Year after year, I am moved by the honesty and candor of these letters. And yesterday was no exception.

The Power continues….

We started a new semester yesterday, and that means new classes, new students, new beginnings.  Already I am reminded why I continue in this work after 29 years of early risings, stacks of essays, late nights, and thousands of students.

Due to an extended homeroom period, our classes were only an hour long. First days are always filled with objectives, expectations, procedures, and a little introduction to the world of reading and writing.

I teach Senior English, so for my seniors, this was the first day of the last semester of their high school careers. At the end of the hour, I explained their “studying” (I use that word instead of “homework”).
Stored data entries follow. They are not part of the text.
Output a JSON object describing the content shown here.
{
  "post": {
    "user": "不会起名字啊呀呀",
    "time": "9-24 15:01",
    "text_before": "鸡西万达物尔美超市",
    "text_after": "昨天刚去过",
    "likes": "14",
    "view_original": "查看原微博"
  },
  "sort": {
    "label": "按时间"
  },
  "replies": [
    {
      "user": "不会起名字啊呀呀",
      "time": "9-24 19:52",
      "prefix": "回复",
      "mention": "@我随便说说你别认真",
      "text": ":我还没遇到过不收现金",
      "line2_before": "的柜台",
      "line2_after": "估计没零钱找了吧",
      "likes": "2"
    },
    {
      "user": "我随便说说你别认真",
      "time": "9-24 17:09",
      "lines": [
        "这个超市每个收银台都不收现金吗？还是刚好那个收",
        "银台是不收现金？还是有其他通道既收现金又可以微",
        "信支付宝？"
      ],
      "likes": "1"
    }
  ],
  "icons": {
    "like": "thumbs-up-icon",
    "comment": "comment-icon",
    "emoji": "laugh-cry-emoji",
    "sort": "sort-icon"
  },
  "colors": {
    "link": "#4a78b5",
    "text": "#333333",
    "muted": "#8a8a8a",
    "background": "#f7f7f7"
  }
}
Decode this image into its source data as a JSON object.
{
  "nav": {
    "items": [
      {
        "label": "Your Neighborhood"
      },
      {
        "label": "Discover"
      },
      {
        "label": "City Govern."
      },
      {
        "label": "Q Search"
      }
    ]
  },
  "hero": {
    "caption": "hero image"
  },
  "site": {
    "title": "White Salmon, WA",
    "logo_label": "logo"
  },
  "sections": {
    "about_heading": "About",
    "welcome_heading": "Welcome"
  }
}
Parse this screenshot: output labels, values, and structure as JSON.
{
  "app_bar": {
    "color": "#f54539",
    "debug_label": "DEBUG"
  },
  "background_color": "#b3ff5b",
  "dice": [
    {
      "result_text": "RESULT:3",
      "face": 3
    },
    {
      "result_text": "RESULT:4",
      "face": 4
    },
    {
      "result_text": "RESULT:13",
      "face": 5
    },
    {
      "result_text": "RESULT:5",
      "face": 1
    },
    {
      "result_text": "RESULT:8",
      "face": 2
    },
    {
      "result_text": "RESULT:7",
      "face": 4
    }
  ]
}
Students are to write me a letter covering three topics:  their goals, their learning challenges, and how I can help them be successful.

Year after year, I am moved by the honesty and candor of these letters.  And yesterday was no exception.  Students shared personal fears and frustrations, life challenges including illnesses and family drama, hopes and desire to succeed and grow as students and soon-to-be adults.

One girl wrote “Another helpful thing is to never give up on me”,  while another student said, “You can help me by not losing patience with me, even though I sometimes don’t get things the first time.”

But one letter reminded me, once again, of the power of the teacher.  Remember, I had only been around this student for one hour when she penned these goals for the semester:

  1. Become a better overall student
  2. Give 100% towards all of my work
  3. Do great on Senior Project, but also enjoy it
  4. Make Ms. Gardner proud

#4—OMG.  How do I deserve that privilege after just one class?  How do I deserve that  kind of respect?  Why am I given this gift?

It’s because I am a teacher.  I promise not to abuse that power. Thank you for letting me teach you.  Together, we will make each other proud.